Note1: This is a fork of sequenceiq/hadoop-docker + Spark, Python 2.7.8 and Mongodb Connector.
Note2: this is the master branch - for a particular Hadoop version always check the related branch
If you'd like to try directly from the Dockerfile you can build the image as:
docker build -t cainelli/hadoop-docker:2.7.1 .
The image is also released as an official Docker image from Docker's automated build repository - you can always pull or refer the image when launching containers.
docker pull quay.io/cainelli/docker-hadoop
In order to use the Docker image you have just build or pulled use:
Make sure that SELinux is disabled on the host. If you are using boot2docker you don't need to do anything.

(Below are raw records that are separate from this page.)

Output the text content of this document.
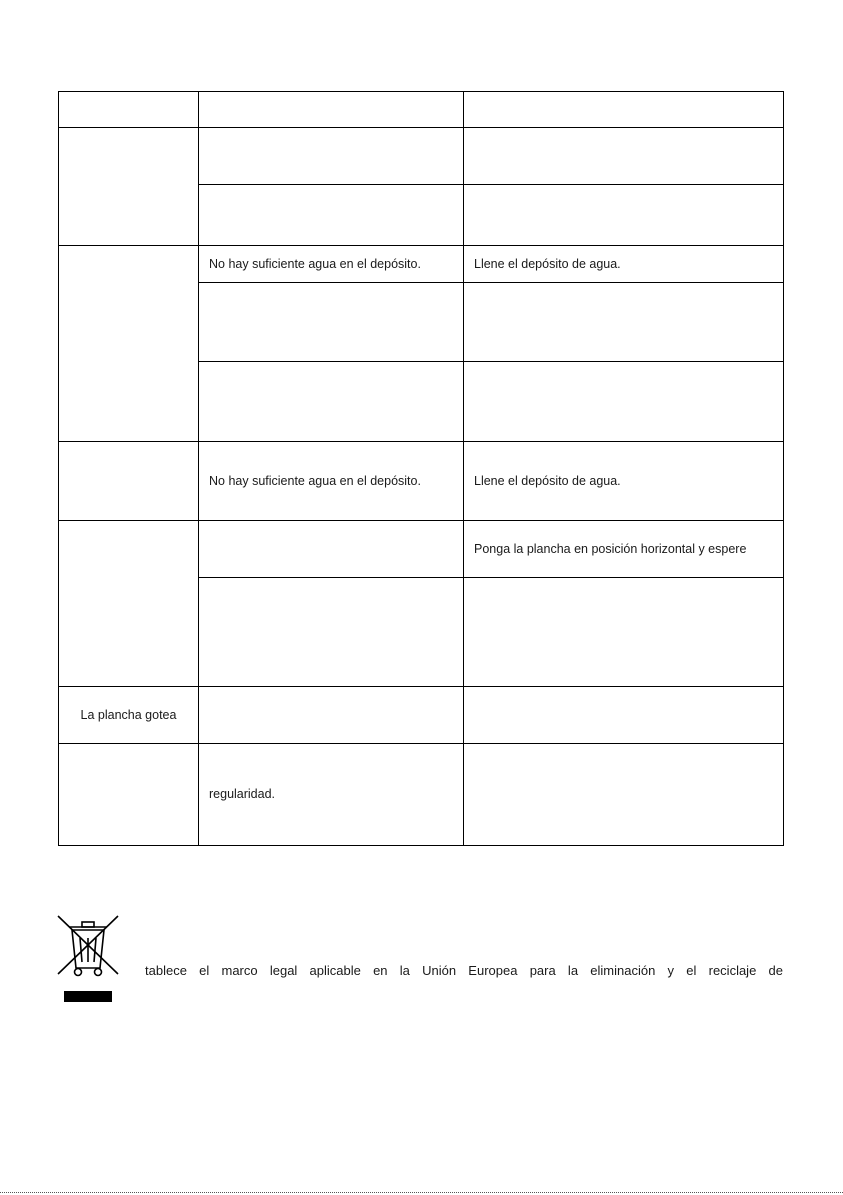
	No hay suficiente agua en el depósito.	Llene el depósito de agua.

	No hay suficiente agua en el depósito.	Llene el depósito de agua.
		Ponga la plancha en posición horizontal y espere

La plancha gotea		
	regularidad.	
tablece el marco legal aplicable en la Unión Europea para la eliminación y el reciclaje de
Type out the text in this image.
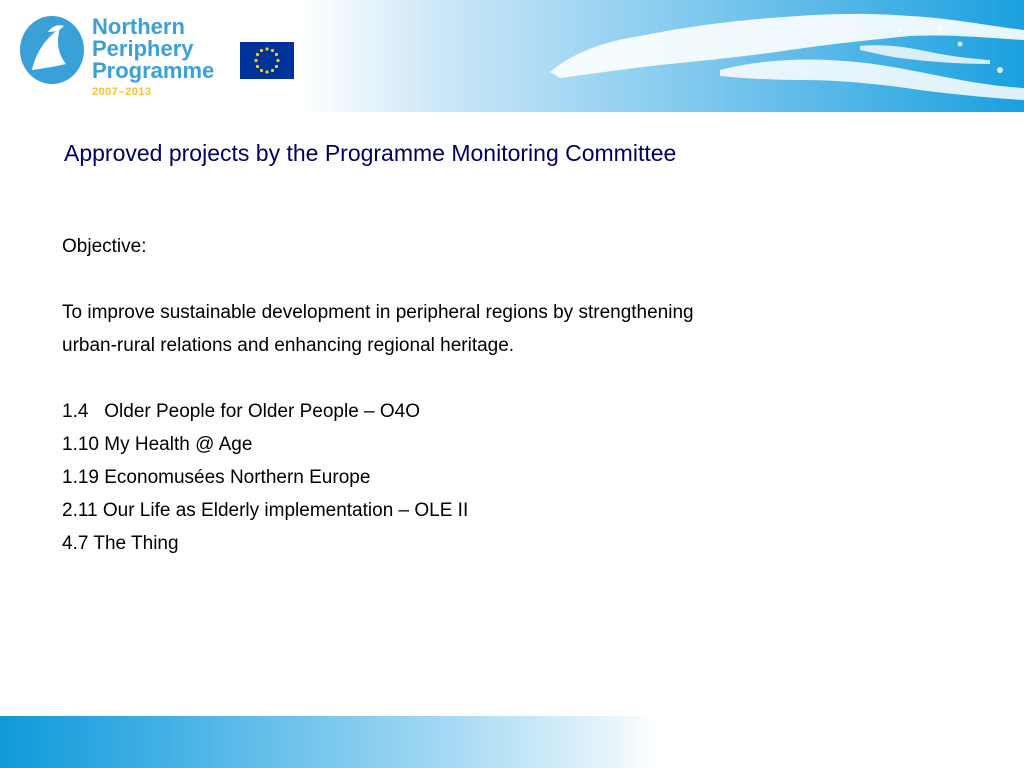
Northern
Periphery
Programme
2007–2013
Approved projects by the Programme Monitoring Committee

Objective:

To improve sustainable development in peripheral regions by strengthening

urban-rural relations and enhancing regional heritage.

1.4   Older People for Older People – O4O

1.10 My Health @ Age

1.19 Economusées Northern Europe

2.11 Our Life as Elderly implementation – OLE II

4.7 The Thing
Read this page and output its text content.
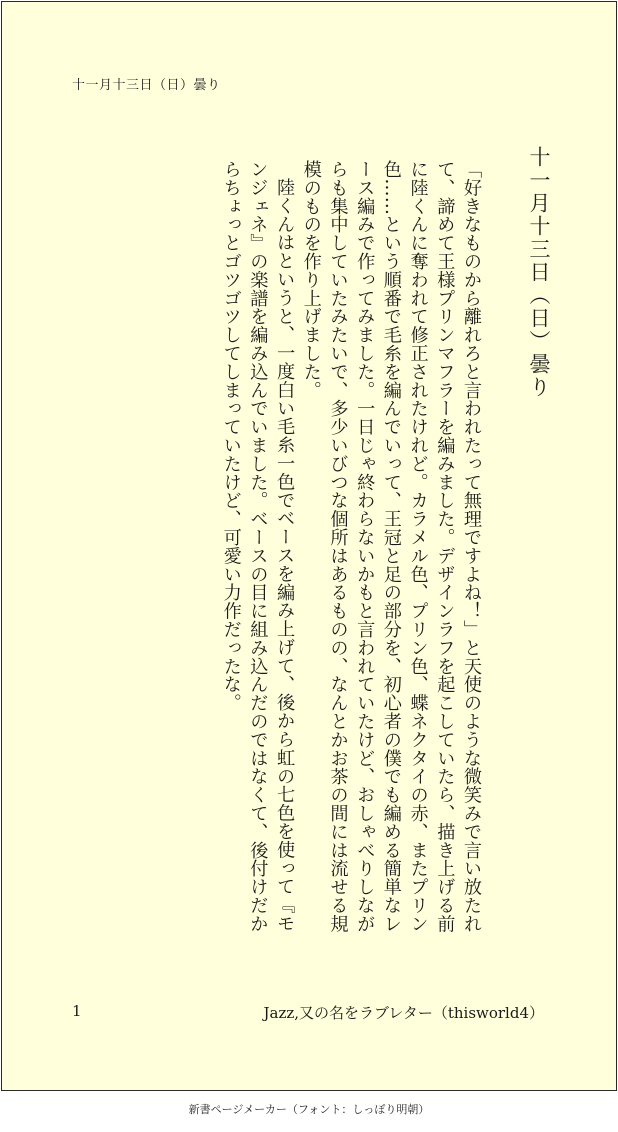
十一月十三日（日）曇り
十一月十三日（日）曇り

「好きなものから離れろと言われたって無理ですよね！」と天使のような微笑みで言い放たれて、諦めて王様プリンマフラーを編みました。デザインラフを起こしていたら、描き上げる前に陸くんに奪われて修正されたけれど。カラメル色、プリン色、蝶ネクタイの赤、またプリン色……という順番で毛糸を編んでいって、王冠と足の部分を、初心者の僕でも編める簡単なレース編みで作ってみました。一日じゃ終わらないかもと言われていたけど、おしゃべりしながらも集中していたみたいで、多少いびつな個所はあるものの、なんとかお茶の間には流せる規模のものを作り上げました。

陸くんはというと、一度白い毛糸一色でベースを編み上げて、後から虹の七色を使って『モンジェネ』の楽譜を編み込んでいました。ベースの目に組み込んだのではなくて、後付けだからちょっとゴツゴツしてしまっていたけど、可愛い力作だったな。

1	Jazz,又の名をラブレター（thisworld4）
新書ページメーカー（フォント：しっぽり明朝）
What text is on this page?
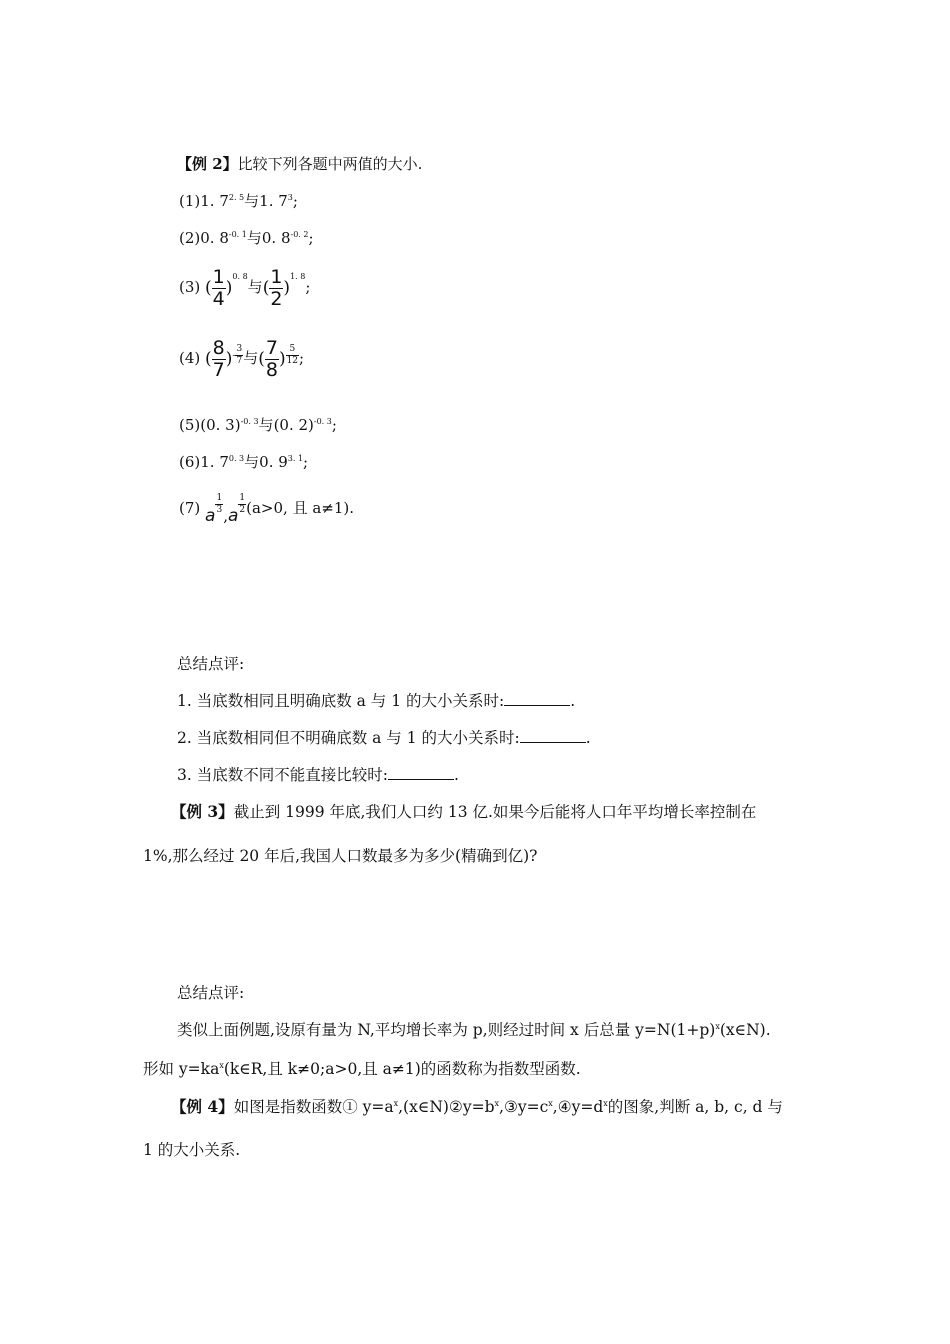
【例 2】比较下列各题中两值的大小.
(1)1. $7^{2. 5}$与1. $7^3$;
(2)0. $8^{-0. 1}$与0. $8^{-0. 2}$;
(3) ( $\frac{1}{4} )^{0. 8}$与( $\frac{1}{2} )^{1. 8}$;
(4) ( $\frac{8}{7}$ )- $\frac{3}{7}$ 与( $\frac{7}{8}$ ) $\frac{5}{12}$ ;
(5)(0. 3)$^{-0. 3}$与(0. 2)$^{-0. 3}$;
(6)1. $7^{0. 3}$与0. $9^{3. 1}$;
(7) a
$\frac{1}{3}$
,a
$\frac{1}{2} (a>0$, 且 a≠1).
总结点评:
1. 当底数相同且明确底数 a 与 1 的大小关系时:	.
2. 当底数相同但不明确底数 a 与 1 的大小关系时:	.
3. 当底数不同不能直接比较时:	.
【例 3】截止到 1999 年底,我们人口约 13 亿.如果今后能将人口年平均增长率控制在
1%,那么经过 20 年后,我国人口数最多为多少(精确到亿)?
总结点评:
类似上面例题,设原有量为 N,平均增长率为 p,则经过时间 x 后总量 $y=N(1+p)^x(x\in N)$.
形如 $y=ka^x(k\in R$,且 k≠0;a>0,且 a≠1)的函数称为指数型函数.
【例 4】如图是指数函数① $y=a^x,(x\in N)②y=b^x,③y=c^x,④y=d^x$的图象,判断 a, b, c, d 与
1 的大小关系.
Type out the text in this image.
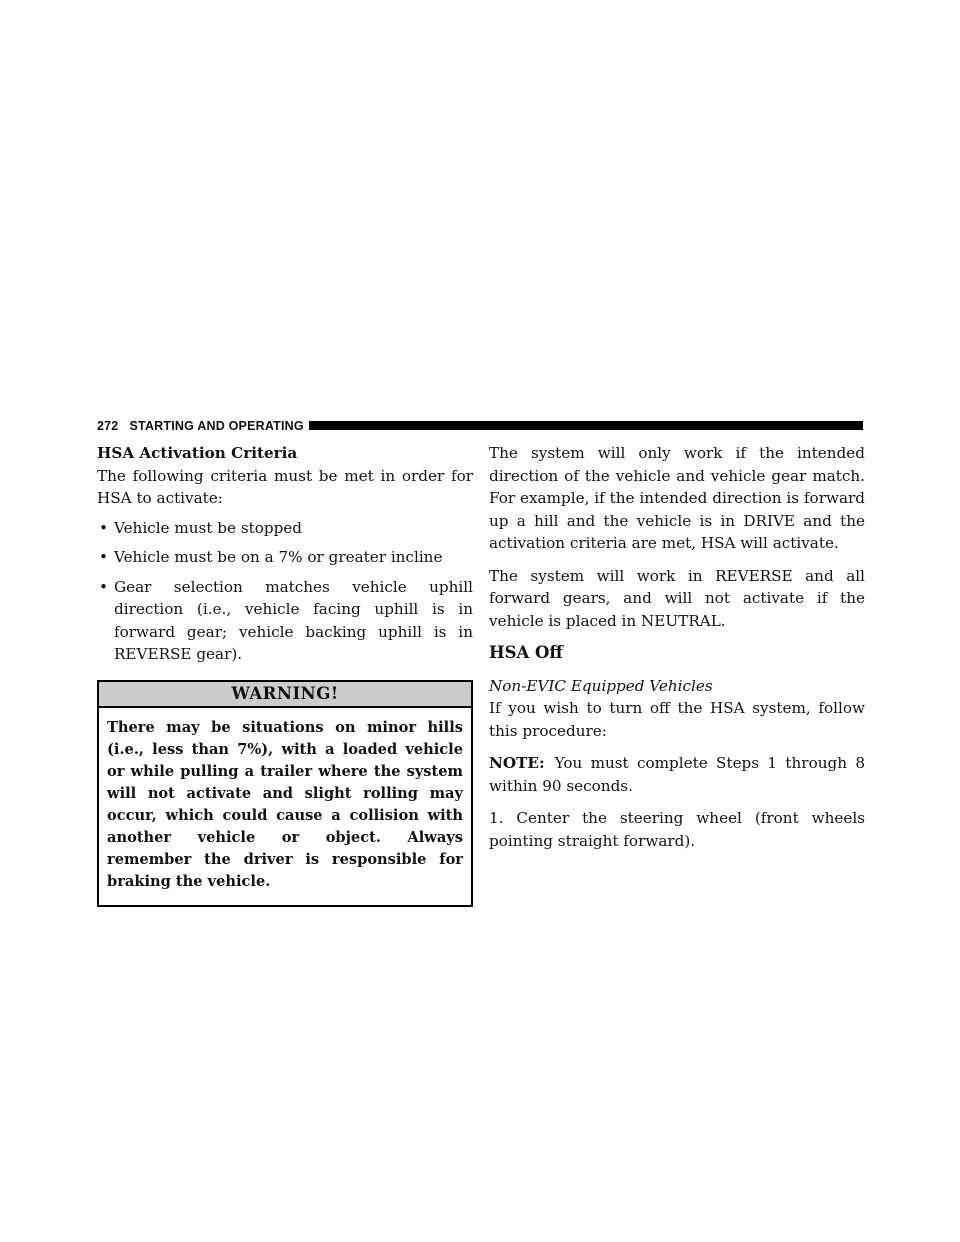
272 STARTING AND OPERATING

HSA Activation Criteria

The following criteria must be met in order for HSA to activate:

• Vehicle must be stopped
• Vehicle must be on a 7% or greater incline
• Gear selection matches vehicle uphill direction (i.e., vehicle facing uphill is in forward gear; vehicle backing uphill is in REVERSE gear).
WARNING!
There may be situations on minor hills (i.e., less than 7%), with a loaded vehicle or while pulling a trailer where the system will not activate and slight rolling may occur, which could cause a collision with another vehicle or object. Always remember the driver is responsible for braking the vehicle.

The system will only work if the intended direction of the vehicle and vehicle gear match. For example, if the intended direction is forward up a hill and the vehicle is in DRIVE and the activation criteria are met, HSA will activate.

The system will work in REVERSE and all forward gears, and will not activate if the vehicle is placed in NEUTRAL.

HSA Off

Non-EVIC Equipped Vehicles

If you wish to turn off the HSA system, follow this procedure:

NOTE: You must complete Steps 1 through 8 within 90 seconds.

1. Center the steering wheel (front wheels pointing straight forward).
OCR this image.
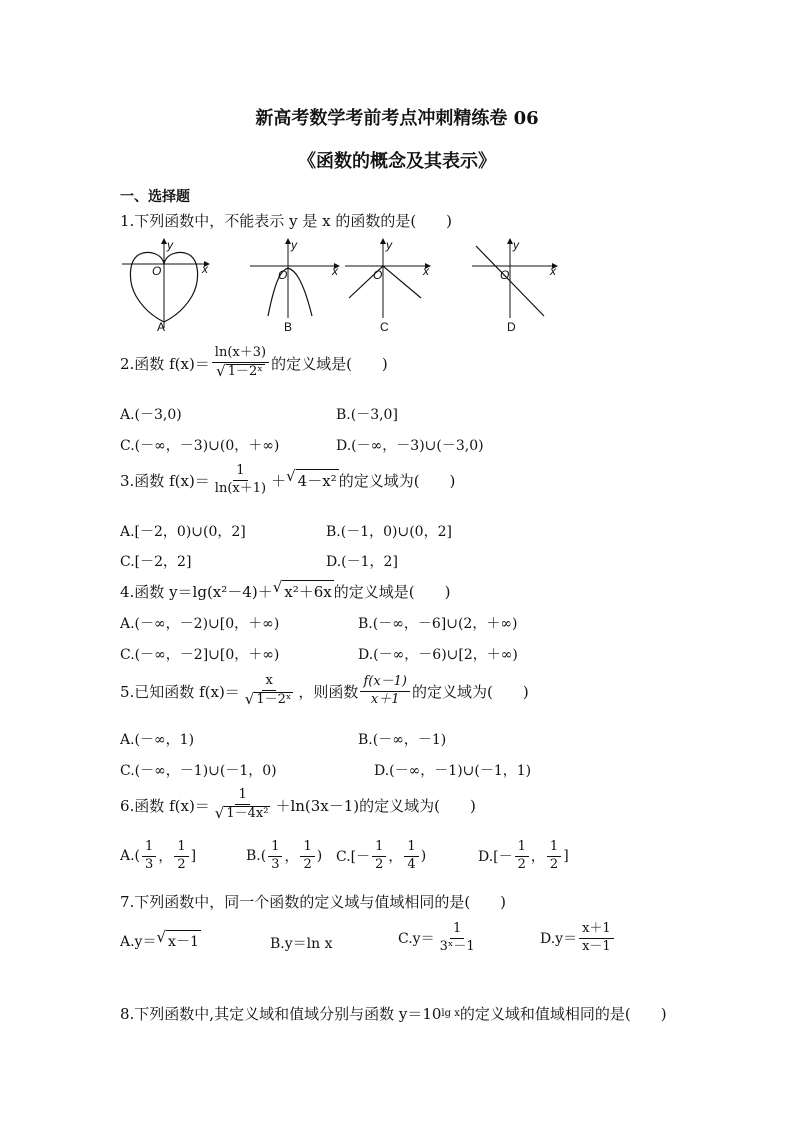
新高考数学考前考点冲刺精练卷 06
《函数的概念及其表示》
一、选择题
1.下列函数中，不能表示 y 是 x 的函数的是(　　)
y
x
O
A
y
x
O
B
y
x
O
C
y
x
O
D
2.函数 $f(x)= \frac{\ln(x+3)}{\text{√ 1－2ˣ}}$ 的定义域是(　　)
A.(－3,0)	B.(－3,0]
C.(－∞，－3)∪(0，＋∞)	D.(－∞，－3)∪(－3,0)
3.函数 $f(x)= \frac{1}{\ln(x+1)}$ ＋ √ 4－x² 的定义域为(　　)
A.[－2，0)∪(0，2]	B.(－1，0)∪(0，2]
C.[－2，2]	D.(－1，2]
4.函数 y＝lg(x²－4)＋ √ x²＋6x 的定义域是(　　)
A.(－∞，－2)∪[0，＋∞)	B.(－∞，－6]∪(2，＋∞)
C.(－∞，－2]∪[0，＋∞)	D.(－∞，－6)∪[2，＋∞)
5.已知函数 $f(x)= \frac{x}{\text{√ 1－2ˣ}}$ ，则函数 $\frac{f(x-1)}{x+1}$ 的定义域为(　　)
A.(－∞，1)	B.(－∞，－1)
C.(－∞，－1)∪(－1，0)	D.(－∞，－1)∪(－1，1)
6.函数 $f(x)= \frac{1}{\text{√ 1－4x²}} +\ln(3x-1)$的定义域为(　　)
$A.( \frac{1}{3}$ ， $\frac{1}{2}$ ]	$B.( \frac{1}{3}$ ， $\frac{1}{2}$ ) $C.[- \frac{1}{2}$ ， $\frac{1}{4}$ )	$D.[- \frac{1}{2}$ ， $\frac{1}{2}$ ]
7.下列函数中，同一个函数的定义域与值域相同的是(　　)
A.y＝ √ x－1	B.y＝ln x	$C.y= \frac{1}{\text{3ˣ－1}}$	$D.y= \frac{x+1}{x-1}$
8.下列函数中,其定义域和值域分别与函数 y＝10 lg x 的定义域和值域相同的是(　　)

docker run -it quay.io/cainelli/docker-hadoop:latest /etc/bootstrap.sh -bash
Iteractive Mode
/usr/local/spark/bin/pyspark --packages com.org.mongodb.spark:mongo-spark-connector_2.11:2.0.0
Submit a Job
/usr/local/spark/bin/spark-submit --packages org.mongodb.spark:mongo-spark-connector_2.11:2.0.0 /home/sparkJob.py
You can run one of the stock examples:
cd $HADOOP_PREFIX
# run the mapreduce
bin/hadoop jar share/hadoop/mapreduce/hadoop-mapreduce-examples-2.7.1.jar grep input output 'dfs[a-z.]+'
# check the output
bin/hdfs dfs -cat output/*
The Hadoop build process is no easy task - requires lots of libraries and their right version, protobuf, etc and takes some time - we have simplified all these, made the build and released a 64b version of Hadoop nativelibs on this Bintray repo. Enjoy.